Meet the Directors KATHY O'BYRNE, CENTER DIRECTOR,
has been actively involved with non-profit community organizations since 1973. A psychologist by training, she earned tenure at Cal State Fullerton before coming to UCLA in 2001. Dr. O’Byrne graduated from Vassar College, earned a Masters degree at Arizona State University and a Ph.D. from the University of Southern California. In 2004, she received the California Campus Compact Richard E. Cone Award for Excellence and Leadership in Cultivating Community Partnerships in Higher Education. Dr. O’Byrne has also published numerous journal articles and book chapters on service learning and civic engagement in higher education.ELIZABETH GOODHUE, ASSOCIATE DIRECTOR FOR ENGAGED TEACHING,
helps develop and maintain community-based programs at the Center, including service-learning and internship courses. She also publicizes Center programs on and off campus, leads workshops for faculty and graduate students who are interested in developing community-based courses, and teaches undergraduate seminars on public arts and humanities. Dr.

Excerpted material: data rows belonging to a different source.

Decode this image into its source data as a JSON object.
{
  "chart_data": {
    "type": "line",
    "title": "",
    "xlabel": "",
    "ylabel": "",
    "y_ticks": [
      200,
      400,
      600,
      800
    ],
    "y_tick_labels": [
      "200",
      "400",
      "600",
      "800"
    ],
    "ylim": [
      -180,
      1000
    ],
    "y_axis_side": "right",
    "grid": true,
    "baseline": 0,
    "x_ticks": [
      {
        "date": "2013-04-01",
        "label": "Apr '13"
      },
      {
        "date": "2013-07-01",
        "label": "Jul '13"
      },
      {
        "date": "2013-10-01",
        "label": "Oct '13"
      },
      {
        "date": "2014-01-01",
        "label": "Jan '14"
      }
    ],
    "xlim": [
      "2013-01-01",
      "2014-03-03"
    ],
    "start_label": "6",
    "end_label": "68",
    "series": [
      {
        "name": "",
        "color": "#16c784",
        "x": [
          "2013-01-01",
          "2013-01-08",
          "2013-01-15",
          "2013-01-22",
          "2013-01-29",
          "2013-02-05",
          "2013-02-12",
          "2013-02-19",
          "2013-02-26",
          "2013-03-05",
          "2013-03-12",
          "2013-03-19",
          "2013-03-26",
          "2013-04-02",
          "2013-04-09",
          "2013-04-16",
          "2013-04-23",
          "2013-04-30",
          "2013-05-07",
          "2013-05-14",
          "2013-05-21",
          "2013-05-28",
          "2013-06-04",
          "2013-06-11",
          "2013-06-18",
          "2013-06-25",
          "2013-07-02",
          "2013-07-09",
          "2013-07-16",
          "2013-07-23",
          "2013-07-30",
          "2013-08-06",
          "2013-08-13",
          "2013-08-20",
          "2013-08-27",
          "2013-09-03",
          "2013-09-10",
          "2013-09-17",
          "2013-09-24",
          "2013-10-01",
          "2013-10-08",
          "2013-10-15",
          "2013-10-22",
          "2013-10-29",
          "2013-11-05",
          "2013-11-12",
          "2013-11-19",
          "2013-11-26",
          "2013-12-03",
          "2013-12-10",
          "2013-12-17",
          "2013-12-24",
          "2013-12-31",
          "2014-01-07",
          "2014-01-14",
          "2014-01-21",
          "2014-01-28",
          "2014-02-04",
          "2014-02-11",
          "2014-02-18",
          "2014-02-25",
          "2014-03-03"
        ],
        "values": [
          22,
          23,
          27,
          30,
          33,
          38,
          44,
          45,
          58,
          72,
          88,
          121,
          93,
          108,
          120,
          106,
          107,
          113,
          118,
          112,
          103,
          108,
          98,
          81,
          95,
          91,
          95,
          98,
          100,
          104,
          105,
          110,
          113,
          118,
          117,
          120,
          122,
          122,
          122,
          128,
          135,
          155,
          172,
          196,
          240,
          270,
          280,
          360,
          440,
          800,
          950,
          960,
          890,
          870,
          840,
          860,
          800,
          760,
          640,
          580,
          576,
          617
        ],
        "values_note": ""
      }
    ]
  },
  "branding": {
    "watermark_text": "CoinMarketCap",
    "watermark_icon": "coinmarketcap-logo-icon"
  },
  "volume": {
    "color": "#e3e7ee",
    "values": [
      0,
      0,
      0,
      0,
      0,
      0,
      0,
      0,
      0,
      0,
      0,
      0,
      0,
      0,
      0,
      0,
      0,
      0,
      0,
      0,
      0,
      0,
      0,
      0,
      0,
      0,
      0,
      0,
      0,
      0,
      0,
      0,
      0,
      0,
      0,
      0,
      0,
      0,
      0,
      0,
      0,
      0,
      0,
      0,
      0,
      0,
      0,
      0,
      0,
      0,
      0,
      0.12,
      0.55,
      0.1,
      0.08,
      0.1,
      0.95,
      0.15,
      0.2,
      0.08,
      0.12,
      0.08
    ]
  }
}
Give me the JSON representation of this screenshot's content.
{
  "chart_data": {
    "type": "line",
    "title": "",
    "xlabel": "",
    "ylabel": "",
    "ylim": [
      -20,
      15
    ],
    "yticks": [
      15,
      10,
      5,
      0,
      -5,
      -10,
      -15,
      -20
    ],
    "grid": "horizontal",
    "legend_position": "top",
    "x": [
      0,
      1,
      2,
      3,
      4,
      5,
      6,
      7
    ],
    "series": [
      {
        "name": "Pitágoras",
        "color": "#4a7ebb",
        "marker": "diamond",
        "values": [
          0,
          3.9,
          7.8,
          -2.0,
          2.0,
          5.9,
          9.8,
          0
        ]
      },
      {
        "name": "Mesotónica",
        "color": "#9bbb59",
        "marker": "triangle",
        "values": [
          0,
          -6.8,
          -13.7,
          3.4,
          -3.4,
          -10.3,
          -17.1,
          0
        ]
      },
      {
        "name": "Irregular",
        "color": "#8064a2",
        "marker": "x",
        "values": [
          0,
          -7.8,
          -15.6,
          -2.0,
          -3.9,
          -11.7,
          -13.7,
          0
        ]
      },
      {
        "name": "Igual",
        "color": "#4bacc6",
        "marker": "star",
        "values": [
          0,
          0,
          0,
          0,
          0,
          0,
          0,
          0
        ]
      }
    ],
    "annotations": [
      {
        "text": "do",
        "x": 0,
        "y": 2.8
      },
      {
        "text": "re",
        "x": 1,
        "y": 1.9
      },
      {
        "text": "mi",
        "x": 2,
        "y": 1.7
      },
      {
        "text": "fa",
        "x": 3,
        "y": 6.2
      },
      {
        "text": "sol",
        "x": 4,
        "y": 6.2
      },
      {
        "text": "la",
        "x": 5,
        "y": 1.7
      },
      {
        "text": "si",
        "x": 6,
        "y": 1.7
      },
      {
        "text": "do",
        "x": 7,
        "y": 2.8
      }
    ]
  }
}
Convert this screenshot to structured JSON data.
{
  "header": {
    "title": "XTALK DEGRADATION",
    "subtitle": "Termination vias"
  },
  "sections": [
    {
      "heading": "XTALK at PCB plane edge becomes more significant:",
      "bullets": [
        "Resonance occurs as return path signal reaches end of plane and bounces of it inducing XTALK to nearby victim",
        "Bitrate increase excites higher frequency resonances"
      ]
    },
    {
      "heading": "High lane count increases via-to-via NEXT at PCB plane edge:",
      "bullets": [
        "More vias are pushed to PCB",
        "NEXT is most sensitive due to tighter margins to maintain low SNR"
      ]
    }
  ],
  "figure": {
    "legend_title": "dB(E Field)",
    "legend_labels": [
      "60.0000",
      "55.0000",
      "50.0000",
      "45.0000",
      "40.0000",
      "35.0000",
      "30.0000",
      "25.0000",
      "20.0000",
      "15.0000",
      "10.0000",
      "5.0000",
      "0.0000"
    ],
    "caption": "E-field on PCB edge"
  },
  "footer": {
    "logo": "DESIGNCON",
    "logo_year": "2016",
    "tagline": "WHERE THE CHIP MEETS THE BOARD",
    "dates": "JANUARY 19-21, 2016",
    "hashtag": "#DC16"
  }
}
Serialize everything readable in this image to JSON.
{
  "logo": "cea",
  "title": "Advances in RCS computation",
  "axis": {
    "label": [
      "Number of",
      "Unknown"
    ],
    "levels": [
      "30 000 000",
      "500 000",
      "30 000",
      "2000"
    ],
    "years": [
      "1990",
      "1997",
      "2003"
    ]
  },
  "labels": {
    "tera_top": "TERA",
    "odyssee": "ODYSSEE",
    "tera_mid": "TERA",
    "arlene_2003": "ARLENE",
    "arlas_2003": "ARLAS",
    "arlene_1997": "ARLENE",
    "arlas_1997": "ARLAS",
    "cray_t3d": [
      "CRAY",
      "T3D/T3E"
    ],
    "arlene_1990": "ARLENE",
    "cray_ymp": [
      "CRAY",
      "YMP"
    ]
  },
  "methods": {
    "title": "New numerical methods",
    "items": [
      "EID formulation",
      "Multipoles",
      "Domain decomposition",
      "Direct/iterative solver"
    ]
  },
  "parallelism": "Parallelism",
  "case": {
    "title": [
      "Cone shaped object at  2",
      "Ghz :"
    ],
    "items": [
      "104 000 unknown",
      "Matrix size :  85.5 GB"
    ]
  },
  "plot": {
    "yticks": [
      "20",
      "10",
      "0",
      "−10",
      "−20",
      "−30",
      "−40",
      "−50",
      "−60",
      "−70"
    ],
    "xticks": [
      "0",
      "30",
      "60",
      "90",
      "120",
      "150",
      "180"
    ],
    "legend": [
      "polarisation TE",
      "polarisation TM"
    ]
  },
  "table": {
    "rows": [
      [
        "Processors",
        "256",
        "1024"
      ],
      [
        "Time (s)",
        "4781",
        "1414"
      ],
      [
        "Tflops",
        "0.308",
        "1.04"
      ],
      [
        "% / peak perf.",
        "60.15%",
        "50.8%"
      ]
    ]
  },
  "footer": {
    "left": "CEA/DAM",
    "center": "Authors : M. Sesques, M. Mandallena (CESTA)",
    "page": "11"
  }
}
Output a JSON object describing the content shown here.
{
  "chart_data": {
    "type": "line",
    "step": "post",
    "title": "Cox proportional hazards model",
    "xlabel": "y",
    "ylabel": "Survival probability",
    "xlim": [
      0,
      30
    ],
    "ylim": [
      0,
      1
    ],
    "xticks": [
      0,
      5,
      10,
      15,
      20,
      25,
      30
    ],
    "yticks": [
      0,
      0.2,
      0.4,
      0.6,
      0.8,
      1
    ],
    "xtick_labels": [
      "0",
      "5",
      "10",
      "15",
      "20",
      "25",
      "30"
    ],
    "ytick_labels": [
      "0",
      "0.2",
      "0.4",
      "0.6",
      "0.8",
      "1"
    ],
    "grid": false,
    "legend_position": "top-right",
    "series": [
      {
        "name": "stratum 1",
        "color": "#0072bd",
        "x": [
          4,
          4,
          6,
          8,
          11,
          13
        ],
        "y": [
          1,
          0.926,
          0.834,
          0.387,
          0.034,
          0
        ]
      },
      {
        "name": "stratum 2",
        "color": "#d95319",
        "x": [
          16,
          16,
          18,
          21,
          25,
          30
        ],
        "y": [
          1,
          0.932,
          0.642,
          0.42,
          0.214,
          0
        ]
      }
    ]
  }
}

Goodhue received her B.A. in English and Creative Writing from the University of Arizona before going on to earn a Ph.D. in English from UCLA. During graduate study, she received the Charles E. and Sue K. Young Award for outstanding teaching, research, and service. She is the author of articles on eighteenth-century British literature and, with colleagues from the Imagining America public humanities consortium, of an essay on the role of academic administrators as intermediaries between university and community stakeholders. Most recently, she contributed an essay to the collection Service Learning and Literary Studies in English
(MLA 2015).DOUGLAS BARRERA, ASSOCIATE DIRECTOR FOR ENGAGED RESEARCH,
works on a civic engagement research agenda for the Center, which includes the motivations among community partners to participate in institutional civic engagement initiatives, and how such participation corresponds to theoretical conceptions of community-campus partnerships. Before coming to UCLA, he was program director for a non-profit community organizing agency in San Diego, and taught methods of community engagement at U.C. San Diego and the University of San Diego. He is co-author of the Council of Europe publication, Advancing Democratic Practice: A Self-Assessment Guide for Higher Education,
and the Higher Education Research Institute’s publication, First in My Family: A Profile of First-Generation College Students at Four-Year Institutions Since 1971.
Dr. Barrera received his Ph.D. and an M.A. in Education from UCLA, and an M.A. and B.A. in History from San Diego State University.